W. Somerset Maugham was a playwright, novelist, and short story writer, best remembered today for works such as Of Human Bondage (1915) and Cakes and Ale (1930). Maugham was also a humanist, who expressed this lived philosophy in his literary works, memoirs, and affiliation to the Rationalist Press Association.
Born in Paris to English parents, William Somerset Maugham was orphaned at a young age and sent to live with his uncle, a vicar, in England. Though he qualified as a doctor in 1897, Maugham never practised medicine, turning decisively to writing following the encouraging success of his first novel Liza of Lambeth, published that year.
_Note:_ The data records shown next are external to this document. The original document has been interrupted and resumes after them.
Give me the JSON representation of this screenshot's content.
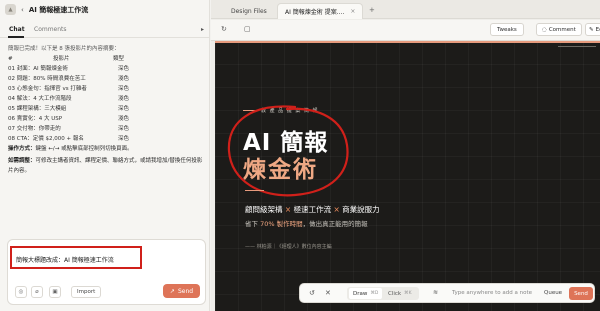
{
  "app": {
    "title": "AI 簡報極速工作流",
    "chevron": "‹"
  },
  "left_tabs": {
    "chat": "Chat",
    "comments": "Comments",
    "arrow": "▸"
  },
  "message": {
    "intro": "簡報已完成！以下是 8 張投影片的內容摘要：",
    "headers": [
      "#",
      "投影片",
      "類型"
    ],
    "rows": [
      [
        "01 封面：AI 簡報煉金術",
        "深色"
      ],
      [
        "02 問題：80% 時間浪費在苦工",
        "淺色"
      ],
      [
        "03 心態金句：指揮官 vs 打雜者",
        "深色"
      ],
      [
        "04 解法：4 大工作流階段",
        "淺色"
      ],
      [
        "05 課程架構：三大模組",
        "深色"
      ],
      [
        "06 賣實化：4 大 USP",
        "淺色"
      ],
      [
        "07 交付物：你帶走的",
        "深色"
      ],
      [
        "08 CTA：定價 $2,000 + 報名",
        "深色"
      ]
    ],
    "operation_label": "操作方式：",
    "operation_text": "鍵盤 ←/→ 或點擊底部控制列切換頁面。",
    "adjust_label": "如需調整：",
    "adjust_text": "可修改主講者資訊、課程定價、聯絡方式，或請我增加/替換任何投影片內容。"
  },
  "composer": {
    "input_value": "簡報大標題改成：AI 簡報極速工作流",
    "import_label": "Import",
    "send_label": "Send"
  },
  "file_tabs": [
    {
      "label": "Design Files"
    },
    {
      "label": "AI 簡報煉金術 提案...."
    }
  ],
  "toolbar": {
    "tweaks": "Tweaks",
    "comment": "Comment",
    "edit": "Ed"
  },
  "slide": {
    "eyebrow": "教 產 品 提 案 簡 報",
    "title_line1": "AI 簡報",
    "title_line2": "煉金術",
    "tagline_a": "顧問級架構",
    "tagline_x": "×",
    "tagline_b": "極速工作流",
    "tagline_c": "商業說服力",
    "sub_a": "省下",
    "sub_b": "70% 製作時間",
    "sub_c": "，做出真正能用的簡報",
    "author": "—— 林柏源｜《經理人》數位內容主編"
  },
  "bottom_bar": {
    "draw": "Draw",
    "draw_key": "⌘D",
    "click": "Click",
    "click_key": "⌘K",
    "note_placeholder": "Type anywhere to add a note",
    "queue": "Queue",
    "send": "Send"
  },
  "colors": {
    "accent": "#de7458",
    "highlight_red": "#d0201a",
    "slide_bg": "#1c1b19",
    "slide_orange": "#efa884"
  }
}
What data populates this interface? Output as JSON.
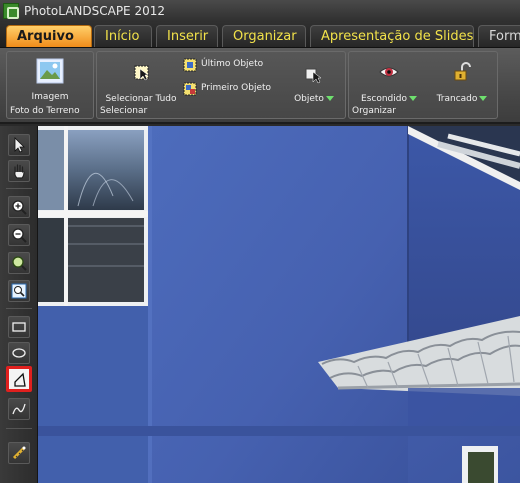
{
  "window": {
    "title": "PhotoLANDSCAPE 2012",
    "app_icon": "photolandscape-app-icon"
  },
  "tabs": [
    {
      "label": "Arquivo",
      "active": true
    },
    {
      "label": "Início"
    },
    {
      "label": "Inserir"
    },
    {
      "label": "Organizar"
    },
    {
      "label": "Apresentação de Slides"
    },
    {
      "label": "Form"
    }
  ],
  "ribbon": {
    "groups": {
      "foto_do_terreno": {
        "label": "Foto do Terreno",
        "image_button": {
          "label": "Imagem",
          "icon": "image-icon"
        }
      },
      "selecionar": {
        "label": "Selecionar",
        "select_all": {
          "label": "Selecionar Tudo",
          "icon": "select-all-icon"
        },
        "last_object": {
          "label": "Último Objeto",
          "icon": "last-object-icon"
        },
        "first_object": {
          "label": "Primeiro Objeto",
          "icon": "first-object-icon"
        },
        "object": {
          "label": "Objeto",
          "icon": "object-icon"
        }
      },
      "organizar": {
        "label": "Organizar",
        "hidden": {
          "label": "Escondido",
          "icon": "eye-icon"
        },
        "locked": {
          "label": "Trancado",
          "icon": "padlock-icon"
        }
      }
    },
    "dropdown_arrow_color": "#6ee06e"
  },
  "toolbar": {
    "tools": [
      {
        "name": "pointer-tool",
        "icon": "arrow-cursor-icon"
      },
      {
        "name": "pan-tool",
        "icon": "hand-icon"
      },
      {
        "name": "zoom-in-tool",
        "icon": "zoom-in-icon"
      },
      {
        "name": "zoom-out-tool",
        "icon": "zoom-out-icon"
      },
      {
        "name": "zoom-area-tool",
        "icon": "magnifier-icon"
      },
      {
        "name": "zoom-fit-tool",
        "icon": "zoom-fit-icon"
      },
      {
        "name": "rectangle-tool",
        "icon": "rectangle-icon"
      },
      {
        "name": "ellipse-tool",
        "icon": "ellipse-icon"
      },
      {
        "name": "polygon-tool",
        "icon": "polygon-icon",
        "selected": true
      },
      {
        "name": "curve-tool",
        "icon": "freeform-curve-icon"
      },
      {
        "name": "measure-tool",
        "icon": "measure-icon"
      }
    ],
    "selection_highlight": "#e0201e"
  },
  "canvas": {
    "content": "photo of blue house facade with window and tiled roof",
    "wall_color": "#4a66b4",
    "trim_color": "#f0f0f0"
  }
}
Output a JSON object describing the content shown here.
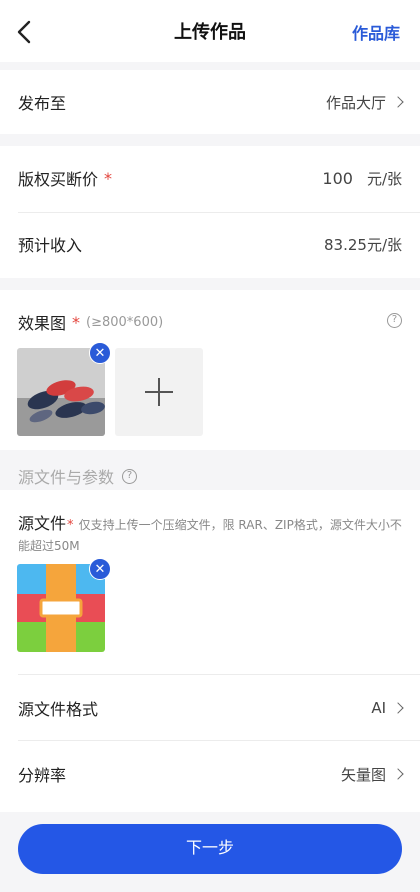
{
  "header": {
    "title": "上传作品",
    "library_link": "作品库"
  },
  "publish": {
    "label": "发布至",
    "value": "作品大厅"
  },
  "price": {
    "label": "版权买断价",
    "required_mark": "*",
    "input_value": "100",
    "unit": "元/张"
  },
  "income": {
    "label": "预计收入",
    "value": "83.25元/张"
  },
  "effect_image": {
    "label": "效果图",
    "required_mark": "*",
    "size_hint": "(≥800*600)",
    "help_icon": "?"
  },
  "section": {
    "title": "源文件与参数",
    "help_icon": "?"
  },
  "source_file": {
    "label": "源文件",
    "required_mark": "*",
    "hint": "仅支持上传一个压缩文件，限 RAR、ZIP格式，源文件大小不能超过50M"
  },
  "format": {
    "label": "源文件格式",
    "value": "AI"
  },
  "resolution": {
    "label": "分辨率",
    "value": "矢量图"
  },
  "next_button": {
    "label": "下一步"
  },
  "colors": {
    "accent": "#2457e6",
    "price_red": "#e3443c",
    "text": "#222222"
  },
  "icons": [
    "back-chevron-icon",
    "chevron-right-icon",
    "help-circle-icon",
    "remove-x-icon",
    "plus-icon",
    "archive-file-icon"
  ]
}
His experiences as a young man, including his medical training and intelligence work during the First World War, greatly influenced both his writings and his worldview. His own attitude to this was a distinctly humanist one: ‘if you want to get any benefit from such an experience you must have an open mind and an interest in human beings’. Of his medical training’s impact on his personal beliefs, Maugham wrote:
…becoming a medical student, I entered a new world. I read a great many books. They told me that man was a machine subject to mechanical laws; and when the machine ran down that was the end of him. I saw men die at the hospital and my startled sensibilities confirmed what my books had taught me. I was satisfied to believe that religion and the idea of God were constructions that the human race had evolved as a convenience for living, and represented something that had at one time, and for all I was prepared to say still had, value for the survival of the species, but that must be historically explained and corresponded to nothing real. I called myself an agnostic, but in my blood and my bones I looked upon God as a hypothesis that a reasonable man must reject.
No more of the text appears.